# 2019 rogue sv no remote start



## martysc (Aug 1, 2019)

I just purchased my rogue this week with 5 miles on it and found that the remote start does not work, before i call to make a appt. with the Nissan service dept. Has anyone else had this issue. I know i am doing the correct steps on my remote and i know the box is checked on the setup menu on the dash for remote start. I have tried both remotes just to rule that out.


----------



## lloydp211 (Jun 25, 2019)

How far away from the vehicle are you when you tried it? I’ve noticed the range of the key fob is not all that great.


----------



## martysc (Aug 1, 2019)

lloydp211 said:


> How far away from the vehicle are you when you tried it? I’ve noticed the range of the key fob is not all that great.

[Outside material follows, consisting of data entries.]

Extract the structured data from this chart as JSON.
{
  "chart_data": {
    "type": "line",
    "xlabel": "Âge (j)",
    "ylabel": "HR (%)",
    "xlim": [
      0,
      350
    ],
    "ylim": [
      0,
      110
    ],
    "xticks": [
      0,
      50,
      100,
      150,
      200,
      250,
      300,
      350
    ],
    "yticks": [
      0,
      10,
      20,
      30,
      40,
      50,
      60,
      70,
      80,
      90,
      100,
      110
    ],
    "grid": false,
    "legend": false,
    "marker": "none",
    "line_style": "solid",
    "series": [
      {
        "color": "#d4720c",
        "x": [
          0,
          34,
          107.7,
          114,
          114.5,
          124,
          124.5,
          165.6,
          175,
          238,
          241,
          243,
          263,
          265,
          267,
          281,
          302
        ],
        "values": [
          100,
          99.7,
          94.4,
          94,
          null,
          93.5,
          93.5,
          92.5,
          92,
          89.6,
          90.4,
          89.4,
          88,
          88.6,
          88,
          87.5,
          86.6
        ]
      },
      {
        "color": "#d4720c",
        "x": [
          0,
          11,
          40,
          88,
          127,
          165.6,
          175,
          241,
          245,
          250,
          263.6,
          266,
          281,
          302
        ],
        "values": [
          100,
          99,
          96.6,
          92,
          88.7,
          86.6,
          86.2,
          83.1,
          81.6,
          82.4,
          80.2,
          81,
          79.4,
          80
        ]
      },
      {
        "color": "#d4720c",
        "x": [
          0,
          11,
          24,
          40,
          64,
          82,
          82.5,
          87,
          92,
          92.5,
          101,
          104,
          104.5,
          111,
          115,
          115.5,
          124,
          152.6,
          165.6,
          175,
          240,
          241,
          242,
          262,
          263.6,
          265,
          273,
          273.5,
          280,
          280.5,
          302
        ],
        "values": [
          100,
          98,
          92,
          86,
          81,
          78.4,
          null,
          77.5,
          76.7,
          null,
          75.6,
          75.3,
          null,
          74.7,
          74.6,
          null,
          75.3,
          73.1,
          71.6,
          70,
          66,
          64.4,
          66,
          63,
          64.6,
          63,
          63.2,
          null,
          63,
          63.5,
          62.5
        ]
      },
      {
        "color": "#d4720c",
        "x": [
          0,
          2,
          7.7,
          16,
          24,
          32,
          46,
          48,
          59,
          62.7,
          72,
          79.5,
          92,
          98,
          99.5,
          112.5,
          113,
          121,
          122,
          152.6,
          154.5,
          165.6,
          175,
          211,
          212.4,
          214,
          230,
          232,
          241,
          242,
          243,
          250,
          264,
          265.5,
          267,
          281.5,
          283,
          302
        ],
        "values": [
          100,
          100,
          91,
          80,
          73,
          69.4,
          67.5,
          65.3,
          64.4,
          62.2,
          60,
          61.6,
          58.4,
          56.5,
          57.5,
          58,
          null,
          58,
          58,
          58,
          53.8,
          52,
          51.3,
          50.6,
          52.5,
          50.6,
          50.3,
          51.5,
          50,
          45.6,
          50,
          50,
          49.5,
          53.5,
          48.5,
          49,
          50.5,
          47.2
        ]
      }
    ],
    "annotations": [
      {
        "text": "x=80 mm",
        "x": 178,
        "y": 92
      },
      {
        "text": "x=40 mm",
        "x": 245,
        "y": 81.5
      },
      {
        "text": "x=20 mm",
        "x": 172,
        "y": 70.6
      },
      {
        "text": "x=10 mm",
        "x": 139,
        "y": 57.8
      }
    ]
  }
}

I have tried standing right next to the car. I imagine it's going to be something simple to fix, i just was hoping not to have to take it in, since i only have 150 miles on it.


----------



## rogoman (Dec 16, 2004)

Try another fresh battery in your FAB.


----------



## levpri (Sep 12, 2019)

Press lock doors button and then try (holding for 3 - 5 seconds the start button). Sorry if you already know and tried that.


----------



## Wienman (Jun 13, 2019)

martysc said:


> I just purchased my rogue this week with 5 miles on it and found that the remote start does not work, before i call to make a appt. with the Nissan service dept. Has anyone else had this issue. I know i am doing the correct steps on my remote and i know the box is checked on the setup menu on the dash for remote start. I have tried both remotes just to rule that out.


----------



## Wienman (Jun 13, 2019)

If you are referring to Nissan Connect accessed through iphone. Good Luck. This function did not work from the first day I purchased my 2019 Rogue. They sent a engineer from their NJ office who was unable to get it to work. The only hope I can give you is after several visits with my local dealer and after 3 months they got it to work. You will need to be persistent.?


----------